I travelled in a way in which probably no American has ever travelled before or since, namely, disguised as a Handwerksbursche,—a wandering tradesman. Any one who has been in Europe will not ask why a stranger in that land should need to pass himself off as a poor native, if he wants to save money. On the Continent, as a general rule, a man in broadcloth, not personally known to the shop or hotel keeper, pays two prices; whereas a person speaking English, even if clad in fustian, pays three prices; and I should like to see him help himself. The English language has come to be mistaken for a gold-mine all through Europe.

These wandering tradesmen, these Handwerksburschen, let me say,—for they are unknown to nations under free, constitutional governments,—are a sort of fossil remains of feudalism.

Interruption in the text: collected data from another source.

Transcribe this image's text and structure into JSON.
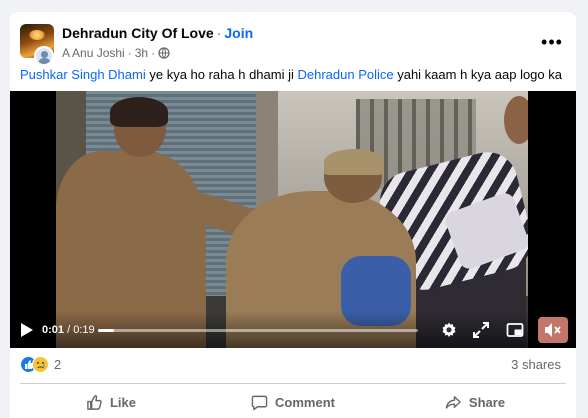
{
  "post": {
    "group_name": "Dehradun City Of Love",
    "separator": "·",
    "join_label": "Join",
    "author": "A Anu Joshi",
    "time": "3h",
    "more_label": "•••",
    "text": {
      "mention1": "Pushkar Singh Dhami",
      "part1": " ye kya ho raha h dhami ji ",
      "mention2": "Dehradun Police",
      "part2": " yahi kaam h kya aap logo ka"
    }
  },
  "video": {
    "current_time": "0:01",
    "duration": "0:19",
    "time_separator": " / ",
    "progress": 0.05,
    "muted": true,
    "icons": [
      "play-icon",
      "settings-icon",
      "fullscreen-icon",
      "picture-in-picture-icon",
      "muted-icon"
    ]
  },
  "engagement": {
    "reaction_icons": [
      "like-icon",
      "sad-icon"
    ],
    "reaction_count": "2",
    "shares": "3 shares"
  },
  "actions": {
    "like": "Like",
    "comment": "Comment",
    "share": "Share"
  },
  "colors": {
    "link": "#0866ff",
    "secondary_text": "#65676b",
    "background": "#f0f2f5"
  }
}
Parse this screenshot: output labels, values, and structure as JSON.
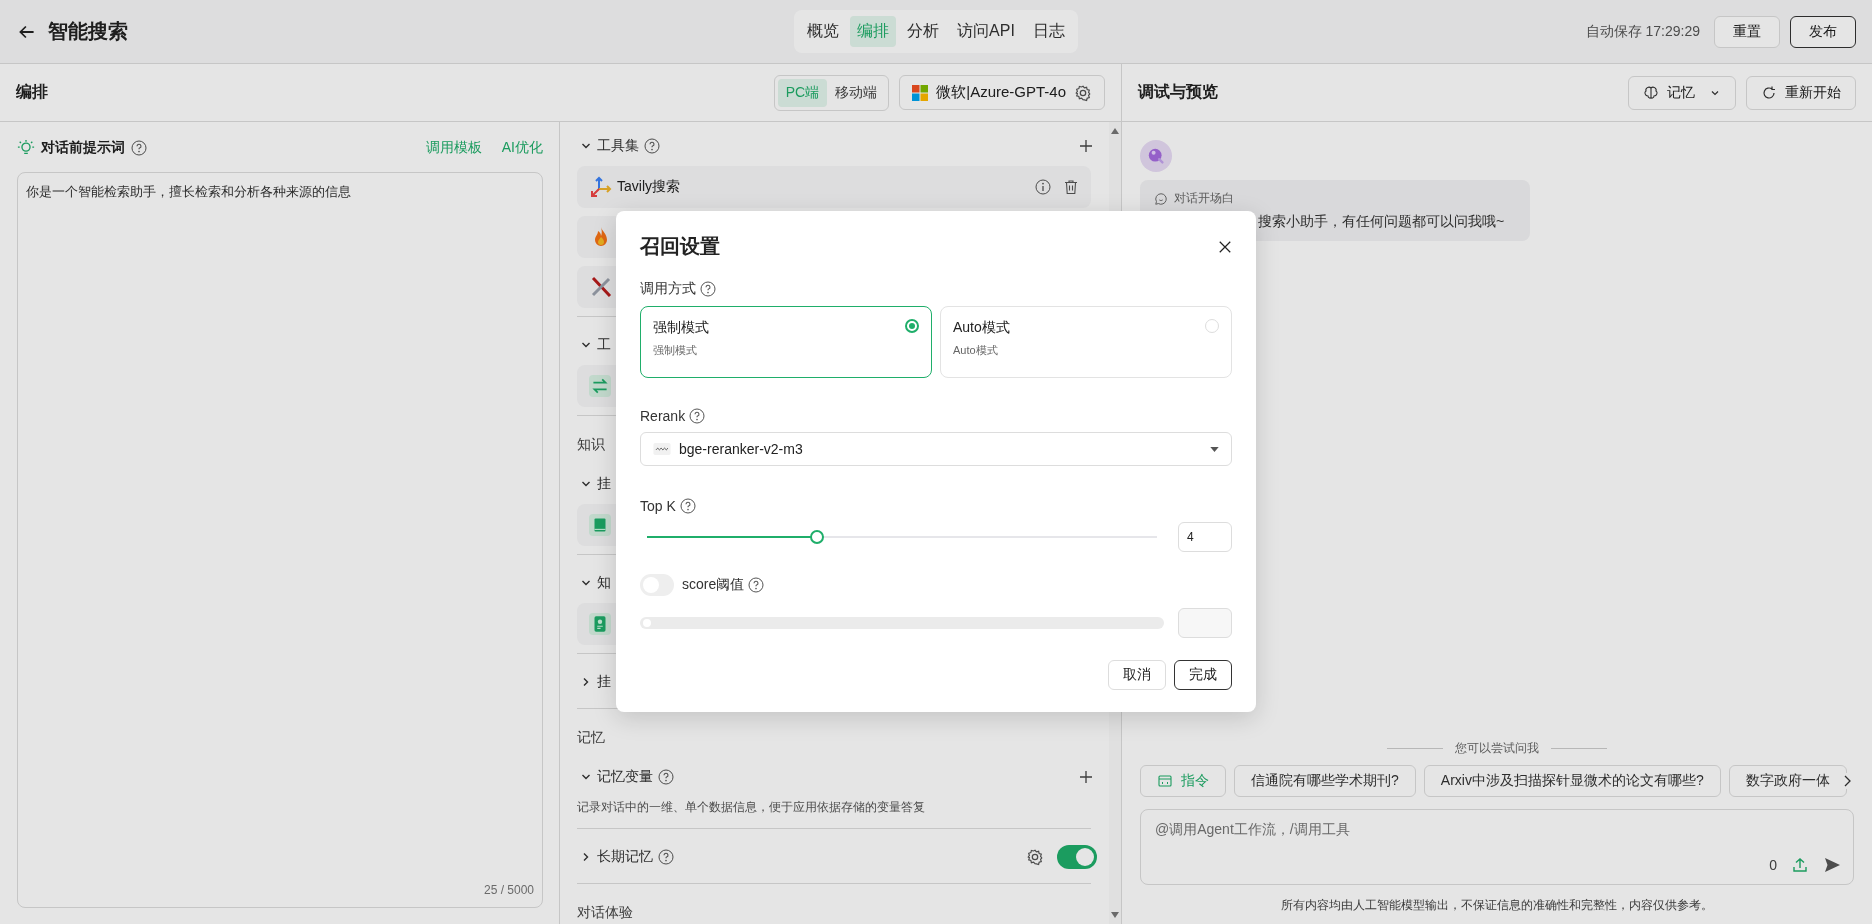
{
  "header": {
    "title": "智能搜索",
    "tabs": [
      {
        "label": "概览",
        "selected": false
      },
      {
        "label": "编排",
        "selected": true
      },
      {
        "label": "分析",
        "selected": false
      },
      {
        "label": "访问API",
        "selected": false
      },
      {
        "label": "日志",
        "selected": false
      }
    ],
    "autosave": "自动保存 17:29:29",
    "buttons": [
      {
        "label": "重置",
        "kind": "default"
      },
      {
        "label": "发布",
        "kind": "primary"
      }
    ]
  },
  "editor": {
    "title": "编排",
    "devices": [
      {
        "label": "PC端",
        "selected": true
      },
      {
        "label": "移动端",
        "selected": false
      }
    ],
    "model": "微软|Azure-GPT-4o"
  },
  "prompt": {
    "title": "对话前提示词",
    "links": [
      "调用模板",
      "AI优化"
    ],
    "value": "你是一个智能检索助手，擅长检索和分析各种来源的信息",
    "counter": "25 / 5000"
  },
  "config": [
    {
      "kind": "group",
      "title": "工具集",
      "expanded": true,
      "help": true,
      "add": true,
      "items": [
        {
          "kind": "tavily",
          "name": "Tavily搜索",
          "actions": true
        },
        {
          "kind": "flame"
        },
        {
          "kind": "cross"
        }
      ]
    },
    {
      "kind": "group",
      "title": "工",
      "expanded": true,
      "items": [
        {
          "kind": "swap"
        }
      ]
    },
    {
      "kind": "label",
      "title": "知识"
    },
    {
      "kind": "group",
      "title": "挂",
      "expanded": true,
      "items": [
        {
          "kind": "book"
        }
      ]
    },
    {
      "kind": "group",
      "title": "知",
      "expanded": true,
      "items": [
        {
          "kind": "doc"
        }
      ]
    },
    {
      "kind": "group",
      "title": "挂",
      "expanded": false
    },
    {
      "kind": "label",
      "title": "记忆"
    },
    {
      "kind": "group",
      "title": "记忆变量",
      "expanded": true,
      "help": true,
      "add": true,
      "description": "记录对话中的一维、单个数据信息，便于应用依据存储的变量答复"
    },
    {
      "kind": "group",
      "title": "长期记忆",
      "expanded": false,
      "help": true,
      "settings": true,
      "on": true
    },
    {
      "kind": "label",
      "title": "对话体验"
    }
  ],
  "preview": {
    "title": "调试与预览",
    "buttons": [
      {
        "label": "记忆",
        "kind": "memory"
      },
      {
        "label": "重新开始",
        "kind": "restart"
      }
    ],
    "greeting": {
      "label": "对话开场白",
      "text": "搜索小助手，有任何问题都可以问我哦~"
    },
    "suggest_title": "您可以尝试问我",
    "suggestions": [
      {
        "kind": "command",
        "label": "指令"
      },
      {
        "kind": "question",
        "label": "信通院有哪些学术期刊?"
      },
      {
        "kind": "question",
        "label": "Arxiv中涉及扫描探针显微术的论文有哪些?"
      },
      {
        "kind": "question",
        "label": "数字政府一体"
      }
    ],
    "input": {
      "placeholder": "@调用Agent工作流，/调用工具",
      "count": "0"
    },
    "disclaimer": "所有内容均由人工智能模型输出，不保证信息的准确性和完整性，内容仅供参考。"
  },
  "modal": {
    "title": "召回设置",
    "mode_label": "调用方式",
    "modes": [
      {
        "title": "强制模式",
        "desc": "强制模式",
        "selected": true
      },
      {
        "title": "Auto模式",
        "desc": "Auto模式",
        "selected": false
      }
    ],
    "rerank_label": "Rerank",
    "rerank": "bge-reranker-v2-m3",
    "topk": {
      "label": "Top K",
      "level": 0.333,
      "value": "4"
    },
    "score": {
      "label": "score阈值",
      "on": false,
      "level": 0
    },
    "buttons": [
      {
        "label": "取消",
        "kind": "default"
      },
      {
        "label": "完成",
        "kind": "primary"
      }
    ]
  }
}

They are young fellows, half journeymen, half apprentices, who are obliged to wander for two or three years from city to city, working at their trades. They finally return to their homes, weary and poor; having learned little but the rough side of the world,—to make what is called their “masterpiece.” If this pass muster, they are entitled to style themselves masters of their trades.

They grow out of that old illiberal principle which compels the son to follow in the footsteps of his father and his grandfather. Yet, for all the narrow-minded enactments and regulations to crush their spirit and make them miserable, they always walk on the sunny side of nature. They are a jovial set of vagabonds, who have rarely the chance to be dishonest, if they had the inclination.

Disguised in the blouse of their class,—something like our Western “warmus,” except that it is of thin blue stuff,—I have spent many a happy hour, toiling along the same road with them, listening to their stories and merry songs. If I meet one of them on the highway, he stops, offers me his hand, and exchanges a kindly word. He takes out his pipe, asks me to fill mine from his tobacco-pouch, and tells me all he knows of the road passed over.

He never lodges in a city, unless he has work there. The village inn is his castle; here he obtains his bed at night and his breakfast in the morning for seven kreutzers,—not quite five cents; and trudges on, smoking and singing, through all Europe. This is the Handwerksbursche, poor, but merry; the knight-errant of the bundle and staff; the troubadour and minnesinger of the nineteenth century.